After thirty years of abandonment in Nuremberg, the automatons passed into the hands of several owners and repair mechanics, but it seems that, unlike the Duck, the Flutor and the Drummer never worked again. Gottfried Christoph Beireis, professor of medicine in Helmstedt and collector of curiosities, after purchasing the automata in 1784, called on Johann Georg Bischoff Jr. to restore them, and declared himself satisfied with the result; nevertheless, to modernize the flautist's repertoire, he had the cylinder replaced with a mechanical musical instrument performing one of his favorite tunes, taken from Carl Heinrich Graun's opera Brittanico, which he had previously heard on a musical clock. Abusing the credulity of the rich collector, a charlatan promised to improve the fluter by integrating a device that would allow it to play on sight any sheet that was presented to it. He disappeared without leaving an address; his intervention would have put an end to any possibility of further restoration. Goethe, who visited Beireis in 1805, wrote in his Tag- und Jahreshefte: "Der Flötenspieler war verstummt" (the flautist had become mute). Around 1840, automatons, including the famous Duck, were entrusted for repair to Johann Bartholomé Rechsteiner, but nothing indicates that he succeeded in putting the flute back in working order, if indeed he really had this automaton in his hands.

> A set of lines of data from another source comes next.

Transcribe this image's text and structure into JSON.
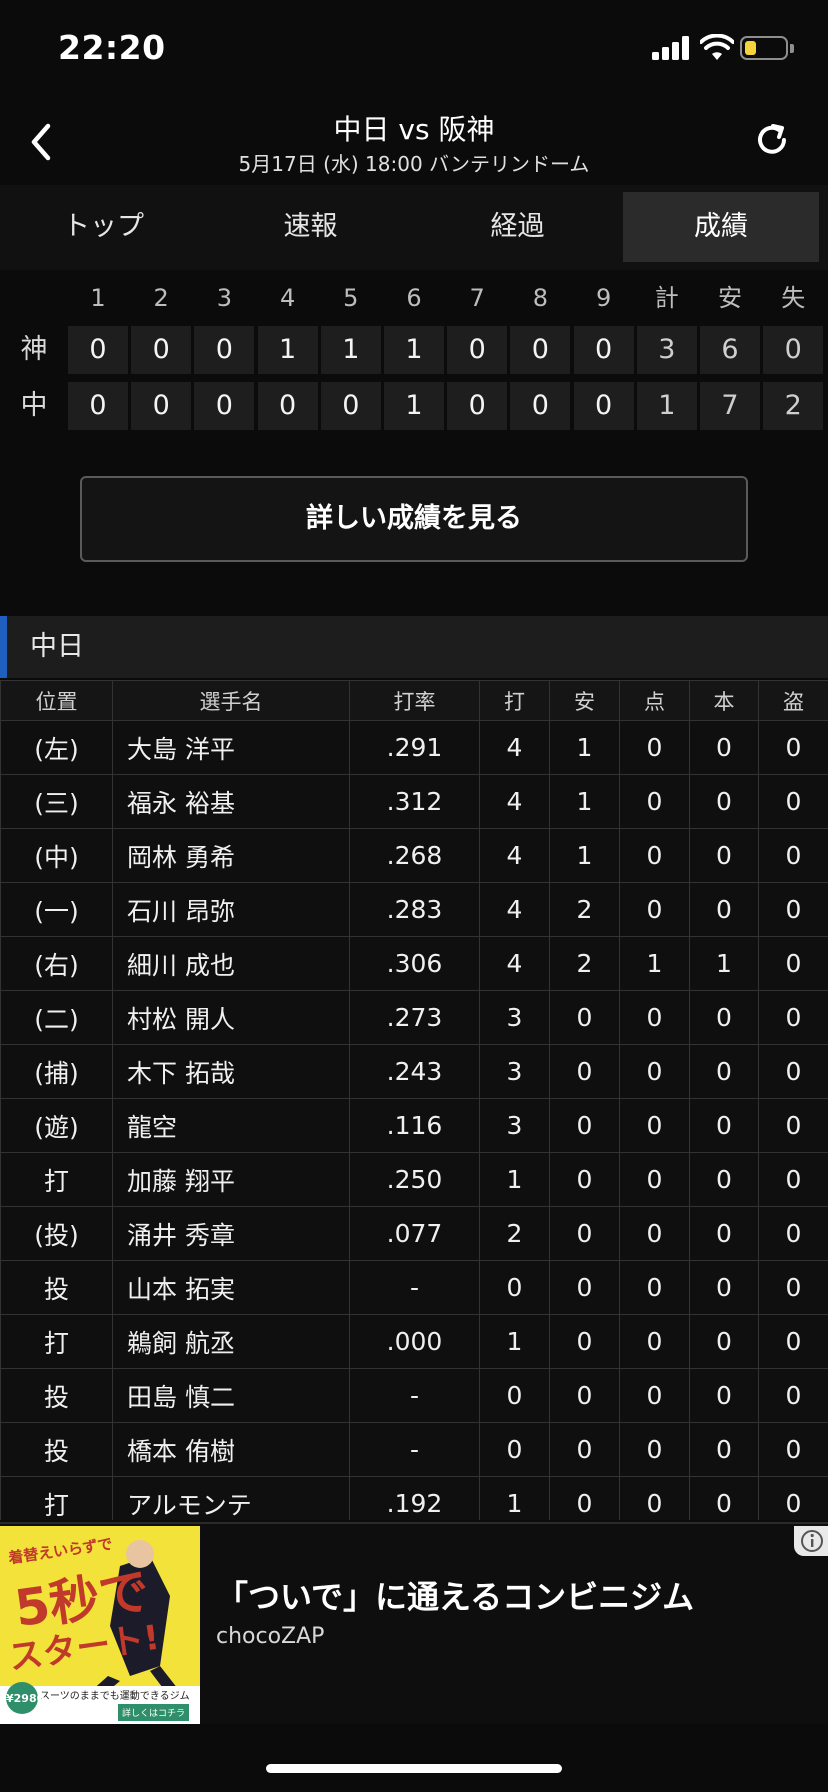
{
  "status": {
    "time": "22:20"
  },
  "header": {
    "title": "中日 vs 阪神",
    "subtitle": "5月17日 (水) 18:00 バンテリンドーム"
  },
  "tabs": [
    {
      "label": "トップ",
      "active": false
    },
    {
      "label": "速報",
      "active": false
    },
    {
      "label": "経過",
      "active": false
    },
    {
      "label": "成績",
      "active": true
    }
  ],
  "scoreboard": {
    "headers": [
      "1",
      "2",
      "3",
      "4",
      "5",
      "6",
      "7",
      "8",
      "9",
      "計",
      "安",
      "失"
    ],
    "rows": [
      {
        "team": "神",
        "cells": [
          "0",
          "0",
          "0",
          "1",
          "1",
          "1",
          "0",
          "0",
          "0",
          "3",
          "6",
          "0"
        ]
      },
      {
        "team": "中",
        "cells": [
          "0",
          "0",
          "0",
          "0",
          "0",
          "1",
          "0",
          "0",
          "0",
          "1",
          "7",
          "2"
        ]
      }
    ]
  },
  "detail_button": "詳しい成績を見る",
  "team_section": {
    "name": "中日",
    "columns": [
      "位置",
      "選手名",
      "打率",
      "打",
      "安",
      "点",
      "本",
      "盗"
    ],
    "rows": [
      [
        "(左)",
        "大島 洋平",
        ".291",
        "4",
        "1",
        "0",
        "0",
        "0"
      ],
      [
        "(三)",
        "福永 裕基",
        ".312",
        "4",
        "1",
        "0",
        "0",
        "0"
      ],
      [
        "(中)",
        "岡林 勇希",
        ".268",
        "4",
        "1",
        "0",
        "0",
        "0"
      ],
      [
        "(一)",
        "石川 昂弥",
        ".283",
        "4",
        "2",
        "0",
        "0",
        "0"
      ],
      [
        "(右)",
        "細川 成也",
        ".306",
        "4",
        "2",
        "1",
        "1",
        "0"
      ],
      [
        "(二)",
        "村松 開人",
        ".273",
        "3",
        "0",
        "0",
        "0",
        "0"
      ],
      [
        "(捕)",
        "木下 拓哉",
        ".243",
        "3",
        "0",
        "0",
        "0",
        "0"
      ],
      [
        "(遊)",
        "龍空",
        ".116",
        "3",
        "0",
        "0",
        "0",
        "0"
      ],
      [
        "打",
        "加藤 翔平",
        ".250",
        "1",
        "0",
        "0",
        "0",
        "0"
      ],
      [
        "(投)",
        "涌井 秀章",
        ".077",
        "2",
        "0",
        "0",
        "0",
        "0"
      ],
      [
        "投",
        "山本 拓実",
        "-",
        "0",
        "0",
        "0",
        "0",
        "0"
      ],
      [
        "打",
        "鵜飼 航丞",
        ".000",
        "1",
        "0",
        "0",
        "0",
        "0"
      ],
      [
        "投",
        "田島 慎二",
        "-",
        "0",
        "0",
        "0",
        "0",
        "0"
      ],
      [
        "投",
        "橋本 侑樹",
        "-",
        "0",
        "0",
        "0",
        "0",
        "0"
      ],
      [
        "打",
        "アルモンテ",
        ".192",
        "1",
        "0",
        "0",
        "0",
        "0"
      ]
    ]
  },
  "ad": {
    "headline": "「ついで」に通えるコンビニジム",
    "brand": "chocoZAP",
    "image_text_1": "着替えいらずで",
    "image_text_2": "5秒で",
    "image_text_3": "スタート!",
    "image_text_4": "スーツのままでも運動できるジム",
    "image_price": "¥2980",
    "image_button": "詳しくはコチラ"
  },
  "colors": {
    "accent_blue": "#1f5fbf",
    "battery_yellow": "#f5d33a"
  }
}
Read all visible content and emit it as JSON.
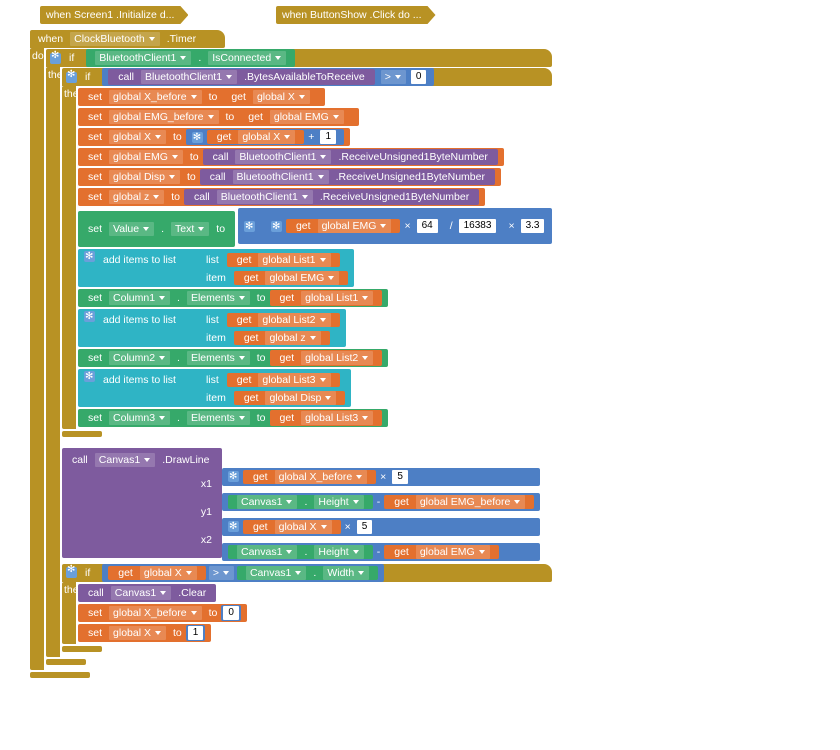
{
  "collapsed_screen1": "when  Screen1 .Initialize d...",
  "collapsed_btn": "when  ButtonShow .Click do ...",
  "when_label": "when",
  "clockbt": "ClockBluetooth",
  "timer": ".Timer",
  "do": "do",
  "if": "if",
  "then": "then",
  "btc1": "BluetoothClient1",
  "isConn": "IsConnected",
  "call": "call",
  "bytesAvail": ".BytesAvailableToReceive",
  "gt": ">",
  "zero": "0",
  "set": "set",
  "to": "to",
  "get": "get",
  "gXb": "global X_before",
  "gX": "global X",
  "gEMGb": "global EMG_before",
  "gEMG": "global EMG",
  "gDisp": "global Disp",
  "gz": "global z",
  "gL1": "global List1",
  "gL2": "global List2",
  "gL3": "global List3",
  "plus": "+",
  "one": "1",
  "recv": ".ReceiveUnsigned1ByteNumber",
  "Value": "Value",
  "Text": "Text",
  "m64": "64",
  "m16383": "16383",
  "m33": "3.3",
  "times": "×",
  "div": "/",
  "add_items": "add items to list",
  "list_slot": "list",
  "item_slot": "item",
  "Column1": "Column1",
  "Column2": "Column2",
  "Column3": "Column3",
  "Canvas1": "Canvas1",
  "Elements": "Elements",
  "DrawLine": ".DrawLine",
  "x1": "x1",
  "y1": "y1",
  "x2": "x2",
  "y2": "y2",
  "five": "5",
  "Height": "Height",
  "Width": "Width",
  "minus": "-",
  "Clear": ".Clear"
}
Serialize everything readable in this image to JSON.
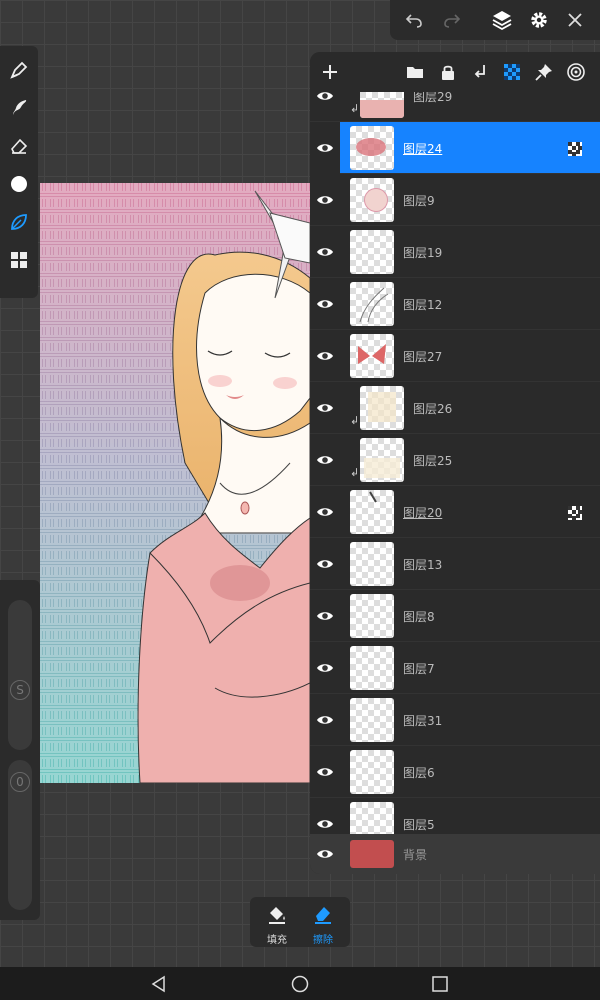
{
  "top_toolbar": {
    "icons": [
      "undo-icon",
      "redo-icon",
      "layers-icon",
      "gear-icon",
      "close-icon"
    ]
  },
  "left_tools": {
    "icons": [
      "brush-icon",
      "smudge-icon",
      "eraser-icon",
      "color-dot-icon",
      "leaf-brush-icon",
      "gallery-grid-icon"
    ]
  },
  "side_sliders": {
    "size_label": "S",
    "opacity_label": "0"
  },
  "layer_panel": {
    "header_icons": [
      "add-icon",
      "folder-icon",
      "lock-icon",
      "merge-down-icon",
      "checker-icon",
      "pin-icon",
      "target-icon"
    ],
    "layers": [
      {
        "name": "图层29",
        "clipped": true
      },
      {
        "name": "图层24",
        "selected": true,
        "alpha_lock": true
      },
      {
        "name": "图层9"
      },
      {
        "name": "图层19"
      },
      {
        "name": "图层12"
      },
      {
        "name": "图层27"
      },
      {
        "name": "图层26",
        "clipped": true
      },
      {
        "name": "图层25",
        "clipped": true
      },
      {
        "name": "图层20",
        "alpha_lock": true
      },
      {
        "name": "图层13"
      },
      {
        "name": "图层8"
      },
      {
        "name": "图层7"
      },
      {
        "name": "图层31"
      },
      {
        "name": "图层6"
      },
      {
        "name": "图层5"
      }
    ],
    "background": {
      "name": "背景",
      "color": "#c24e4f"
    }
  },
  "fill_erase": {
    "fill_label": "填充",
    "erase_label": "擦除",
    "active_color": "#1e9bff"
  },
  "nav_bar": {
    "icons": [
      "back-icon",
      "home-icon",
      "recents-icon"
    ]
  }
}
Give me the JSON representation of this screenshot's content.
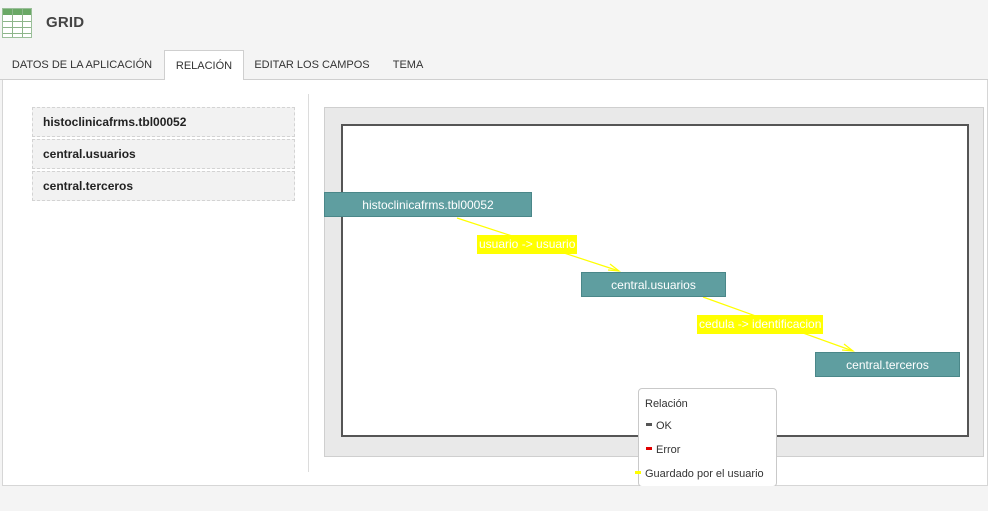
{
  "app": {
    "title": "GRID",
    "icon": "spreadsheet-grid-icon"
  },
  "tabs": [
    {
      "label": "DATOS DE LA APLICACIÓN",
      "active": false
    },
    {
      "label": "RELACIÓN",
      "active": true
    },
    {
      "label": "EDITAR LOS CAMPOS",
      "active": false
    },
    {
      "label": "TEMA",
      "active": false
    }
  ],
  "tables": [
    "histoclinicafrms.tbl00052",
    "central.usuarios",
    "central.terceros"
  ],
  "diagram": {
    "nodes": [
      "histoclinicafrms.tbl00052",
      "central.usuarios",
      "central.terceros"
    ],
    "relations": [
      {
        "label": "usuario -> usuario",
        "status": "saved_by_user"
      },
      {
        "label": "cedula -> identificacion",
        "status": "saved_by_user"
      }
    ]
  },
  "legend": {
    "title": "Relación",
    "items": [
      {
        "label": "OK",
        "color": "#555555"
      },
      {
        "label": "Error",
        "color": "#e00000"
      },
      {
        "label": "Guardado por el usuario",
        "color": "#ffff00"
      }
    ]
  },
  "colors": {
    "node": "#5f9ea0",
    "edge_saved": "#ffff00"
  }
}
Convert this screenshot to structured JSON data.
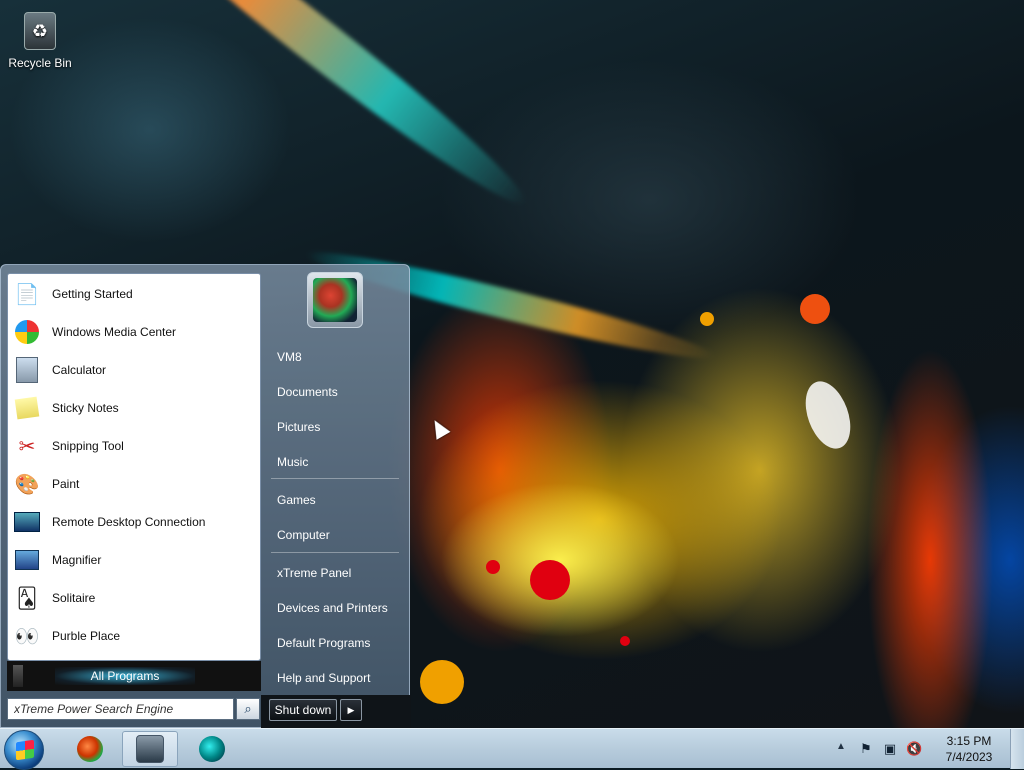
{
  "desktop": {
    "icons": [
      {
        "label": "Recycle Bin",
        "icon": "recycle-bin-icon"
      }
    ]
  },
  "start_menu": {
    "programs": [
      {
        "label": "Getting Started",
        "icon": "getting-started-icon"
      },
      {
        "label": "Windows Media Center",
        "icon": "media-center-icon"
      },
      {
        "label": "Calculator",
        "icon": "calculator-icon"
      },
      {
        "label": "Sticky Notes",
        "icon": "sticky-notes-icon"
      },
      {
        "label": "Snipping Tool",
        "icon": "snipping-tool-icon"
      },
      {
        "label": "Paint",
        "icon": "paint-icon"
      },
      {
        "label": "Remote Desktop Connection",
        "icon": "remote-desktop-icon"
      },
      {
        "label": "Magnifier",
        "icon": "magnifier-icon"
      },
      {
        "label": "Solitaire",
        "icon": "solitaire-icon"
      },
      {
        "label": "Purble Place",
        "icon": "purble-place-icon"
      }
    ],
    "all_programs_label": "All Programs",
    "search_value": "xTreme Power Search Engine",
    "right_items": [
      {
        "label": "VM8"
      },
      {
        "label": "Documents"
      },
      {
        "label": "Pictures"
      },
      {
        "label": "Music"
      },
      {
        "label": "Games"
      },
      {
        "label": "Computer"
      },
      {
        "label": "xTreme Panel"
      },
      {
        "label": "Devices and Printers"
      },
      {
        "label": "Default Programs"
      },
      {
        "label": "Help and Support"
      }
    ],
    "shutdown_label": "Shut down"
  },
  "taskbar": {
    "clock_time": "3:15 PM",
    "clock_date": "7/4/2023",
    "tray_icons": [
      "action-center-flag-icon",
      "network-icon",
      "volume-muted-icon"
    ]
  },
  "colors": {
    "taskbar": "#b7ccdc",
    "start_menu_right": "#5a7088",
    "all_programs_highlight": "#3cbde6"
  }
}
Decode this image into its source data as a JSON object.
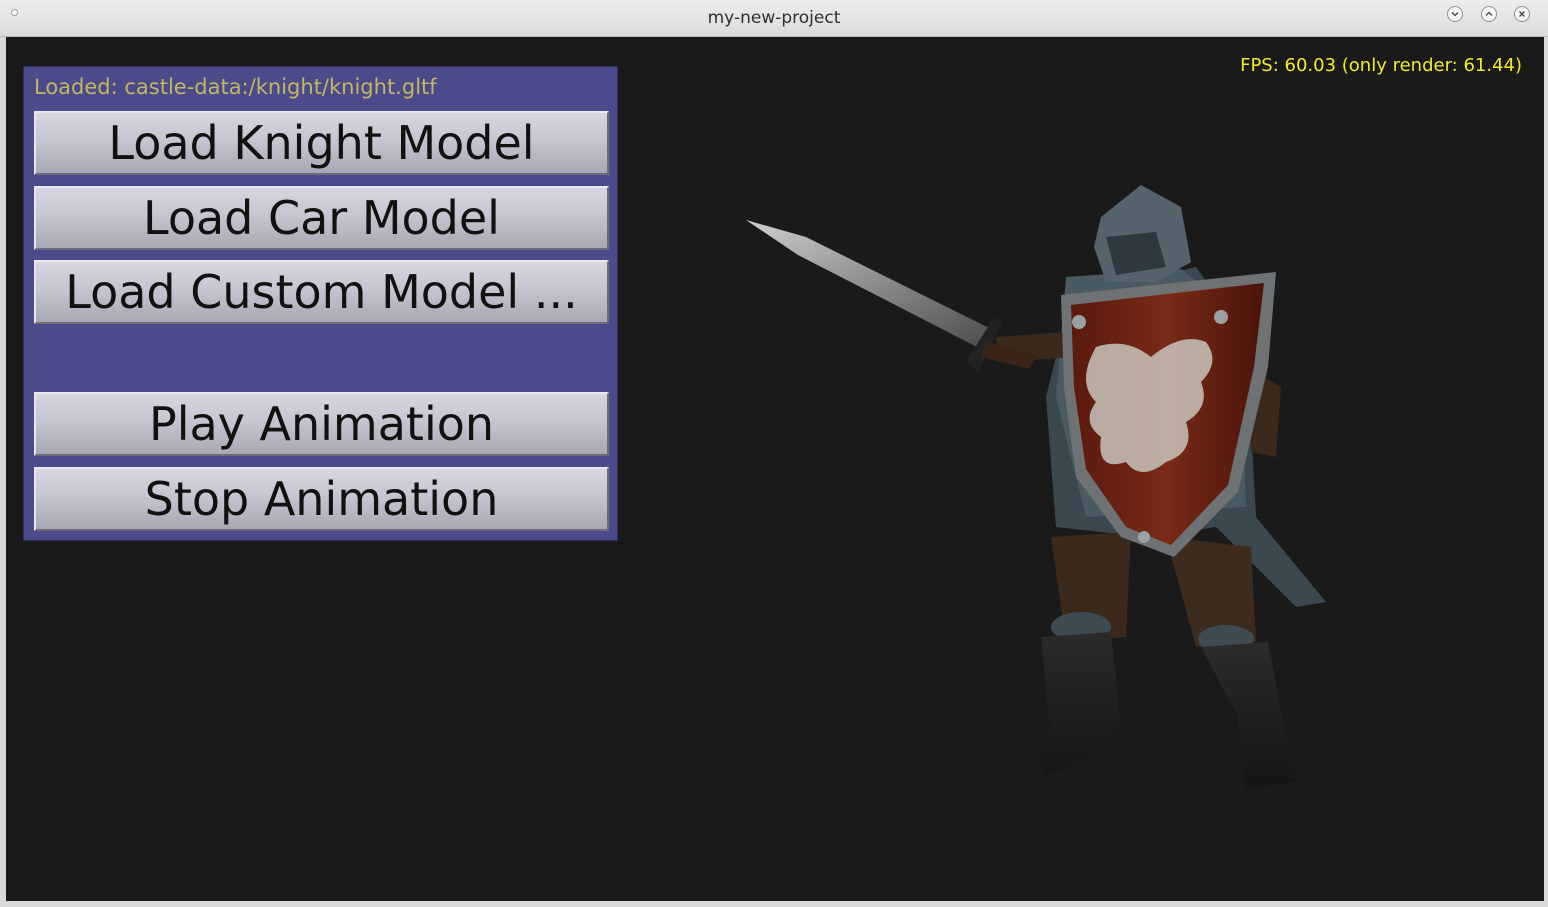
{
  "window": {
    "title": "my-new-project"
  },
  "hud": {
    "fps_text": "FPS: 60.03 (only render: 61.44)"
  },
  "panel": {
    "status": "Loaded: castle-data:/knight/knight.gltf",
    "buttons": {
      "load_knight": "Load Knight Model",
      "load_car": "Load Car Model",
      "load_custom": "Load Custom Model ...",
      "play_animation": "Play Animation",
      "stop_animation": "Stop Animation"
    }
  },
  "colors": {
    "viewport_bg": "#1a1a1a",
    "panel_bg": "#4b4a8a",
    "status_text": "#c3b760",
    "fps_text": "#f3ea2a"
  },
  "icons": {
    "minimize": "chevron-down-icon",
    "maximize": "chevron-up-icon",
    "close": "close-icon"
  }
}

The last recorded exhibition of the Flûteur was that of September 1863 in Paris, organized by the automaton specialist Blaise Bontems, which however remains uncertain. It is unknown what happened to it afterwards; at the end of the 19th century, it would have been present in Vienna, mentioned then as the only authentic Vaucanson automaton still surviving.
= The flute and sound production
=Removable and replaceable, the flute was in all likelihood, and unlike the galoubet of the Provençal Tambourinaire, the only part not built by Vaucanson and his watchmaking workers. The memoir of 1738 and the article Android of the Encyclopedia indicate that this flute is in D, that it requires the active role of three fingers of the left hand and four of the right hand, and, as is seen on the engravings of the Carnavalet museum and the National Library, it was in four parts.